Like in the training step, we have to build a container from our code before we can deploy it on the cluster:

// set the path on GCR you want to push the image to
UI_PATH=us.gcr.io/$PROJECT_ID/ak-kubeflow-web-ui

// build the web-ui directory
docker build $WORKING_DIR/web-ui -t $UI_PATH

// allow docker to access our GCR registry
gcloud auth configure-docker --quiet

// push the container to GCR
docker push $UI_PATH

If you are using cloud shell, you may run out of space. So, you can clean up existing containers / images.

docker ps
docker stop <CONTAINER_ID>
docker rm <CONTAINER_ID>
docker image rm -f $UI_PATH

Set parameters and deploy to the cluster

// set parameters
ks param set web-ui image $UI_PATH
ks param set web-ui type LoadBalancer

// apply to cluster
ks apply default -c web-ui

Accessing the UI

The web-ui service is deployed using the type LoadBalancer, unlike our previous book-recsys-service, which was ClusterIP. This means that while book-recsys-service is only accessible to other pods within our cluster, web-ui is exposed to the public internet.

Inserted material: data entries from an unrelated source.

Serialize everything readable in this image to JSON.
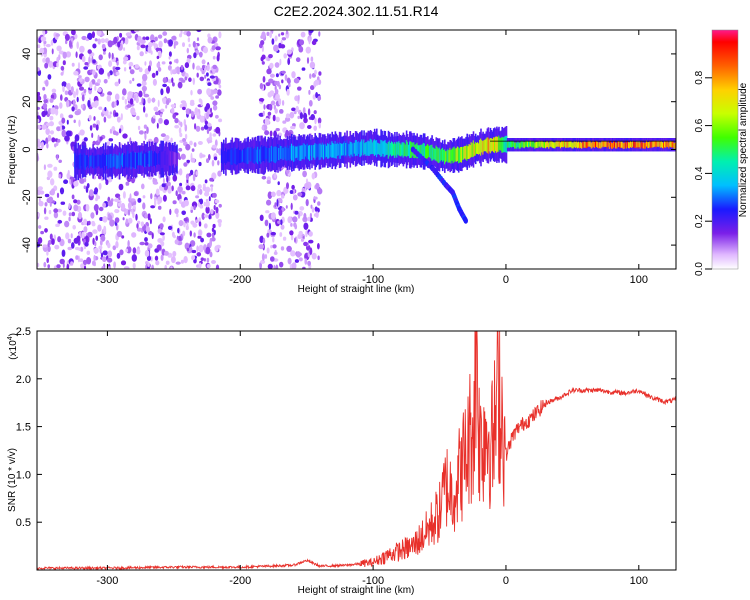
{
  "title": "C2E2.2024.302.11.51.R14",
  "colors": {
    "snr_line": "#e8302a",
    "axis": "#000000",
    "low_band": "#5a1be0",
    "background": "#ffffff"
  },
  "chart_data": [
    {
      "type": "heatmap",
      "name": "spectrogram",
      "xlabel": "Height of straight line (km)",
      "ylabel": "Frequency (Hz)",
      "xlim": [
        -353,
        128
      ],
      "ylim": [
        -50,
        50
      ],
      "x_ticks": [
        -300,
        -200,
        -100,
        0,
        100
      ],
      "y_ticks": [
        -40,
        -20,
        0,
        20,
        40
      ],
      "grid": false,
      "colorbar": {
        "label": "Normalized spectral amplitude",
        "range": [
          0.0,
          1.0
        ],
        "ticks": [
          0.0,
          0.2,
          0.4,
          0.6,
          0.8
        ],
        "tick_labels": [
          "0.0",
          "0.2",
          "0.4",
          "0.6",
          "0.8"
        ],
        "colormap": "rainbow (magenta-blue-cyan-green-yellow-red)"
      },
      "features": {
        "ridge": [
          {
            "x": -325,
            "y": -5,
            "amp": 0.25
          },
          {
            "x": -300,
            "y": -5,
            "amp": 0.28
          },
          {
            "x": -270,
            "y": -4,
            "amp": 0.3
          },
          {
            "x": -250,
            "y": -4,
            "amp": 0.15
          },
          {
            "x": -212,
            "y": -3,
            "amp": 0.25
          },
          {
            "x": -180,
            "y": -2,
            "amp": 0.3
          },
          {
            "x": -150,
            "y": -1,
            "amp": 0.35
          },
          {
            "x": -120,
            "y": 0,
            "amp": 0.35
          },
          {
            "x": -100,
            "y": 1,
            "amp": 0.4
          },
          {
            "x": -90,
            "y": 0,
            "amp": 0.45
          },
          {
            "x": -75,
            "y": 0,
            "amp": 0.5
          },
          {
            "x": -60,
            "y": -1,
            "amp": 0.5
          },
          {
            "x": -45,
            "y": -3,
            "amp": 0.55
          },
          {
            "x": -35,
            "y": -2,
            "amp": 0.6
          },
          {
            "x": -25,
            "y": 0,
            "amp": 0.7
          },
          {
            "x": -12,
            "y": 2,
            "amp": 0.8
          },
          {
            "x": 0,
            "y": 2,
            "amp": 0.5
          },
          {
            "x": 20,
            "y": 2,
            "amp": 0.6
          },
          {
            "x": 40,
            "y": 2,
            "amp": 0.75
          },
          {
            "x": 60,
            "y": 2,
            "amp": 0.85
          },
          {
            "x": 80,
            "y": 2,
            "amp": 0.9
          },
          {
            "x": 100,
            "y": 2,
            "amp": 0.85
          },
          {
            "x": 128,
            "y": 2,
            "amp": 0.8
          }
        ],
        "descending_branch": [
          {
            "x": -70,
            "y": 0
          },
          {
            "x": -55,
            "y": -8
          },
          {
            "x": -45,
            "y": -15
          },
          {
            "x": -40,
            "y": -18
          },
          {
            "x": -35,
            "y": -25
          },
          {
            "x": -30,
            "y": -30
          }
        ],
        "noise_regions_x": [
          [
            -353,
            -215
          ],
          [
            -185,
            -140
          ]
        ]
      }
    },
    {
      "type": "line",
      "name": "snr",
      "xlabel": "Height of straight line (km)",
      "ylabel": "SNR (10 * v/v)",
      "y_scale_label": "(x10",
      "y_scale_exp": "4",
      "xlim": [
        -353,
        128
      ],
      "ylim": [
        0,
        2.5
      ],
      "x_ticks": [
        -300,
        -200,
        -100,
        0,
        100
      ],
      "y_ticks": [
        0.5,
        1.0,
        1.5,
        2.0,
        2.5
      ],
      "y_tick_labels": [
        "0.5",
        "1.0",
        "1.5",
        "2.0",
        "2.5"
      ],
      "grid": false,
      "series": [
        {
          "points": [
            [
              -353,
              0.02
            ],
            [
              -300,
              0.02
            ],
            [
              -250,
              0.03
            ],
            [
              -200,
              0.03
            ],
            [
              -160,
              0.05
            ],
            [
              -150,
              0.1
            ],
            [
              -140,
              0.04
            ],
            [
              -120,
              0.05
            ],
            [
              -100,
              0.08
            ],
            [
              -90,
              0.15
            ],
            [
              -80,
              0.2
            ],
            [
              -70,
              0.25
            ],
            [
              -60,
              0.4
            ],
            [
              -50,
              0.6
            ],
            [
              -45,
              0.9
            ],
            [
              -40,
              0.8
            ],
            [
              -35,
              1.0
            ],
            [
              -30,
              1.2
            ],
            [
              -27,
              1.4
            ],
            [
              -24,
              1.6
            ],
            [
              -22,
              2.5
            ],
            [
              -20,
              1.3
            ],
            [
              -15,
              1.5
            ],
            [
              -10,
              1.3
            ],
            [
              -5,
              1.9
            ],
            [
              0,
              1.2
            ],
            [
              5,
              1.4
            ],
            [
              10,
              1.5
            ],
            [
              20,
              1.6
            ],
            [
              30,
              1.75
            ],
            [
              40,
              1.8
            ],
            [
              50,
              1.88
            ],
            [
              60,
              1.88
            ],
            [
              70,
              1.88
            ],
            [
              80,
              1.86
            ],
            [
              90,
              1.85
            ],
            [
              100,
              1.88
            ],
            [
              110,
              1.8
            ],
            [
              120,
              1.76
            ],
            [
              128,
              1.78
            ]
          ]
        }
      ]
    }
  ]
}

You can find the IP address assigned to the service using kubectl

kubectl get service web-ui

If you enter the IP address in a web browser, you should be presented with the web interface.

When you're done with the codelab, it's a good idea to remove the resources you created to avoid any charges:

Delete the cluster and other resources provisioned by Kubeflow:

gcloud deployment-manager deployments delete $DEPLOYMENT_NAME

Delete the Google Cloud Storage bucket:

gsutil rm -r gs://$BUCKET_NAME

Delete the container images uploaded to Google Container Registry:

//find the digest id for each container image
gcloud container images list-tags us.gcr.io/$PROJECT_ID/kubeflow-train
gcloud container images list-tags us.gcr.io/$PROJECT_ID/kubeflow-web-ui

//delete each image
gcloud container images delete us.gcr.io/$PROJECT_ID/kubeflow-web-ui:$DIGEST_ID
gcloud container images delete us.gcr.io/$PROJECT_ID/kubeflow-train:$DIGEST_ID

Resources can also be deleted directly through the Google Cloud Console UI.